Allah memiliki system yang --kita yakini-- sangat canggih untuk dapat melakukan multitasking, memonitoring banyak hal dan hal ini sudah dijawab dalam Al Quran.

***
Ada-ada saja manusia jika berbicara dan bertanya. Diantara manusaia pernah ada yang menginginkan untuk menjadi malaikat, dan ada pula yang menginginkan menjadi Tuhan.

“Enak ya jadi Allah,” kata seorang pria sambil menjentikkan rokok putih pada asbak bamboo.

“Memang kenapa?” tanya temannya. “Dimana enaknya?”

“Ya enaklah jadi Allah, soalnya kita bisa liat cewek-cewek yang mandi telanjang di jamban. Bisa ngelongok toket yang disembunyikan bra.”

Kedua orang pria itu ngakak. Lalu, selang beberapa detik kemudian petir menyalak, glegar!

Mereka langsung berlari. Wajah keduanya pias. Dan setelah lari cukup jauh mereka istirahat sambil mengangkat tangan di kepala, ya hampir mirip dengan gaya jonggos ketika bertemu preangeplanter majikannya, sambil menguik.

“Itu kenapa ya? Kenapa bisa ada petir ya?”
“Allah marah kali ke kita,” kata temannya.

Kedua orang itu merinding.

Aneh, aneh saja manusia.

Ada lagi yang menggunakan hal-hal absurd dalam leluconnya. Ketika bermain judi acapkali kita melihat orang-orang mengoyang-goyang bahu sebelah kirinya. Hal itu mereka lakukan supaya malaikat salah menuliskan perilaku yang secara tidak langsung mereka akui keburukannya. Tidak cukup di sana, adakalanya seseorang mengajak untuk bermain di sebuah tempat.
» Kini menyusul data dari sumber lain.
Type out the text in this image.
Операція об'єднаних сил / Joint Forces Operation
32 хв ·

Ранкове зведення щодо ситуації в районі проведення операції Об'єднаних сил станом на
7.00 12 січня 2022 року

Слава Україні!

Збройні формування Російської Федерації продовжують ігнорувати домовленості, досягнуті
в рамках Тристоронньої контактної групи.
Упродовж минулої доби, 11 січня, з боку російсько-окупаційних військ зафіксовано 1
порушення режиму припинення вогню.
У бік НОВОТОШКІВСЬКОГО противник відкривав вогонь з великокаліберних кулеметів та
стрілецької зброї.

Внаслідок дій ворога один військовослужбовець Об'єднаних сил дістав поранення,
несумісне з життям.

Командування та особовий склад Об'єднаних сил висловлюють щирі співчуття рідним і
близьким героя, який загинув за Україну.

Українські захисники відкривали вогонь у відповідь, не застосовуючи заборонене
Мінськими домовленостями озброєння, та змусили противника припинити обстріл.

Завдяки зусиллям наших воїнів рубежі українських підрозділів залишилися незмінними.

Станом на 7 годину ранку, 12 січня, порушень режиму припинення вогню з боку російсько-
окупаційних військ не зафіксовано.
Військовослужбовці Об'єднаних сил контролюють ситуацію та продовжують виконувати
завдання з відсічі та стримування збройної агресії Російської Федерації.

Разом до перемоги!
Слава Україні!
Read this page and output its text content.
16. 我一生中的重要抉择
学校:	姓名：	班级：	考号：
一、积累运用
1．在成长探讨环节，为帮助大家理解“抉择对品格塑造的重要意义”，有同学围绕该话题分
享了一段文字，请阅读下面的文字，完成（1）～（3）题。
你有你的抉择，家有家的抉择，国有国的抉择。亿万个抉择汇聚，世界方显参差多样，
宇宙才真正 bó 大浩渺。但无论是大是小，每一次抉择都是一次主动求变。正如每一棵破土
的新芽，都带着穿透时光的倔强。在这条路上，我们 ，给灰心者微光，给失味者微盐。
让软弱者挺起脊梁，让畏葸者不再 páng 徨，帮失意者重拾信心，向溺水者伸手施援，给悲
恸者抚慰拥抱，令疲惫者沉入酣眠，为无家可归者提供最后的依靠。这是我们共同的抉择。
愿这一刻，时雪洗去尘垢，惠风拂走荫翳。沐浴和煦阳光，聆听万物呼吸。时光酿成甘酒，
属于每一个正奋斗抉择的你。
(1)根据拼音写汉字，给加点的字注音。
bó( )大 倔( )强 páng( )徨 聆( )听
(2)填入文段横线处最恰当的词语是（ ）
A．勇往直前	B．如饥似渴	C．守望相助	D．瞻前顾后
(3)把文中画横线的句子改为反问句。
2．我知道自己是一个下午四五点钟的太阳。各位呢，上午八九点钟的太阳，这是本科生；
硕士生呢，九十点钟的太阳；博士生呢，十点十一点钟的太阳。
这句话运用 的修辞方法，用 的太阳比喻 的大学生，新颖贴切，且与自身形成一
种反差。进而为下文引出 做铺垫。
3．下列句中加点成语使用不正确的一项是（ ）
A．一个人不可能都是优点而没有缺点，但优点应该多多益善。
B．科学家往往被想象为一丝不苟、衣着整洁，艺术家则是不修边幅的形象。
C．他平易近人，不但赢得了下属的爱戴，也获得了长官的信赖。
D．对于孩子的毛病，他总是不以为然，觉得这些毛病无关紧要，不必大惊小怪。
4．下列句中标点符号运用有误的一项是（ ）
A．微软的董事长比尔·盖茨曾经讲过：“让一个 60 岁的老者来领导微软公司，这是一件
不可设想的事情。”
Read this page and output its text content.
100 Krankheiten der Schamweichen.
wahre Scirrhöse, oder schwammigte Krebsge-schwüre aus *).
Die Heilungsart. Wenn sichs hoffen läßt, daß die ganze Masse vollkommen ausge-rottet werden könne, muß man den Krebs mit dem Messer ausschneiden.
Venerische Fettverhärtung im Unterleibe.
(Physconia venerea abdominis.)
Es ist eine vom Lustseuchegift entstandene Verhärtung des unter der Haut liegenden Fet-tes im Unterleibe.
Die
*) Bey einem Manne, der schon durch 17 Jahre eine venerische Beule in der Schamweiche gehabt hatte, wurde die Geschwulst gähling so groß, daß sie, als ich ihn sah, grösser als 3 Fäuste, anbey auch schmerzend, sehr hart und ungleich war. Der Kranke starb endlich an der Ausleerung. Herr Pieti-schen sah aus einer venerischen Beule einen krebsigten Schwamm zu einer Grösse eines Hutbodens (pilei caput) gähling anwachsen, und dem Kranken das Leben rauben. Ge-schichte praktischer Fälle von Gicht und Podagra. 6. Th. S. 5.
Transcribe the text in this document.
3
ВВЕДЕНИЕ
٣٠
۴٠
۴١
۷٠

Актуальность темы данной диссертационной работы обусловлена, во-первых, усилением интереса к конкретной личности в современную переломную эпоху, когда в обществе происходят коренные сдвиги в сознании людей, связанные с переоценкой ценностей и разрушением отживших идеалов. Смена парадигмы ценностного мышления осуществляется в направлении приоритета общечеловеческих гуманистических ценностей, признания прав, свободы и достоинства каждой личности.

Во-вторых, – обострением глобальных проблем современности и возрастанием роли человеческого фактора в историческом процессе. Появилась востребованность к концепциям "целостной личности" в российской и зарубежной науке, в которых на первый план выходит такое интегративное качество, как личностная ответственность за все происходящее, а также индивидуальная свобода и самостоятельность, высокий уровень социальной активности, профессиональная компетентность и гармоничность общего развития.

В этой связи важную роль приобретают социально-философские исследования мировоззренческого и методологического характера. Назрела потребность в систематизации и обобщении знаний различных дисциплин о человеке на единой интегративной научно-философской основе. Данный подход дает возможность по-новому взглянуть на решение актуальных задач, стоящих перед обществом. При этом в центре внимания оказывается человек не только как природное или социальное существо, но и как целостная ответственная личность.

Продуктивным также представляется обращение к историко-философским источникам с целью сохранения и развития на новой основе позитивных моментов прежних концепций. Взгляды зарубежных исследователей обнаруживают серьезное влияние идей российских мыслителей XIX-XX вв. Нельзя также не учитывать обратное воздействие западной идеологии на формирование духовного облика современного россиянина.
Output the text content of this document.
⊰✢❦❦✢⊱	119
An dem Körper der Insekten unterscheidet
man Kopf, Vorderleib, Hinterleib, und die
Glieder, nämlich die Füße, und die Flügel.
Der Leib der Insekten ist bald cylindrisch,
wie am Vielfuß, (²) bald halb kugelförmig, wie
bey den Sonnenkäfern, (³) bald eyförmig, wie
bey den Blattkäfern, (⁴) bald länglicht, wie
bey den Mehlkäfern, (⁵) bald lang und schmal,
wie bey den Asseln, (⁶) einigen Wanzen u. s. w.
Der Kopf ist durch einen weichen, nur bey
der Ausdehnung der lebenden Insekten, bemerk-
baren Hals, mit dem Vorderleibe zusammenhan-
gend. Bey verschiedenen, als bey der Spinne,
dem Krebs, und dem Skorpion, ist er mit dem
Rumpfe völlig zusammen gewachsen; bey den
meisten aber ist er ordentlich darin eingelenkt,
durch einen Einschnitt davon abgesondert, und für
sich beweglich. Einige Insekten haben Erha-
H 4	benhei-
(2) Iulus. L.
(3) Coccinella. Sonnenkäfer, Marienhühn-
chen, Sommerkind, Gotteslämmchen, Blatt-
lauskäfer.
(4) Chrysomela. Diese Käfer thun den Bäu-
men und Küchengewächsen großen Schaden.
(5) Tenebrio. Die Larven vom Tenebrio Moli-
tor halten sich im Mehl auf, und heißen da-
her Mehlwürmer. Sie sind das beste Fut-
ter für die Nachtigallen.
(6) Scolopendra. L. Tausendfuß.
“Hayu, hayu kita ke bawah atap seng. Kita main judi disana.”

Saat teman-temannya bertanya kenapa, keluarlah pernyataan kalau maen judi di bawah seng aman sebab, “Nggak mungkin keliatan Tuhan,” sambil menunjuk ke atas.

Dan awan pun bertumbukkan. Guntur menggelegar.

Sahabatku, mengatakan cerita yang kudapatkan dari seorang teman itu merupakan peristiwa kebetulan, tetapi aku mengatakan tak tahu.

Bisa kebetulan bisa pula teguran wallahualam.

Bagaimanapun juga (adanya teguran atau kebetulan) seseorang yang mengaku beriman kadang tak pantas untuk mengungkapkan hal-hal yang terkesan menyepelekan sesuatu yang diagungkan olehnya (atau menyepelekan perbuatan-Nya).

Biasa sajalah berbicara, tak usah terlalu gaya. Karena gaya seperti itu tak berguna bahkan untuk megeroposkan keyakinan seorang manusia, ya setidaknya manusia seperti kita.

Sebuah radio pernah mengatakan bahwa kita harus berhati-hati dengan omongan, karena omongan bisa membuat kita murtad/keluar dari Islam berkali-kali.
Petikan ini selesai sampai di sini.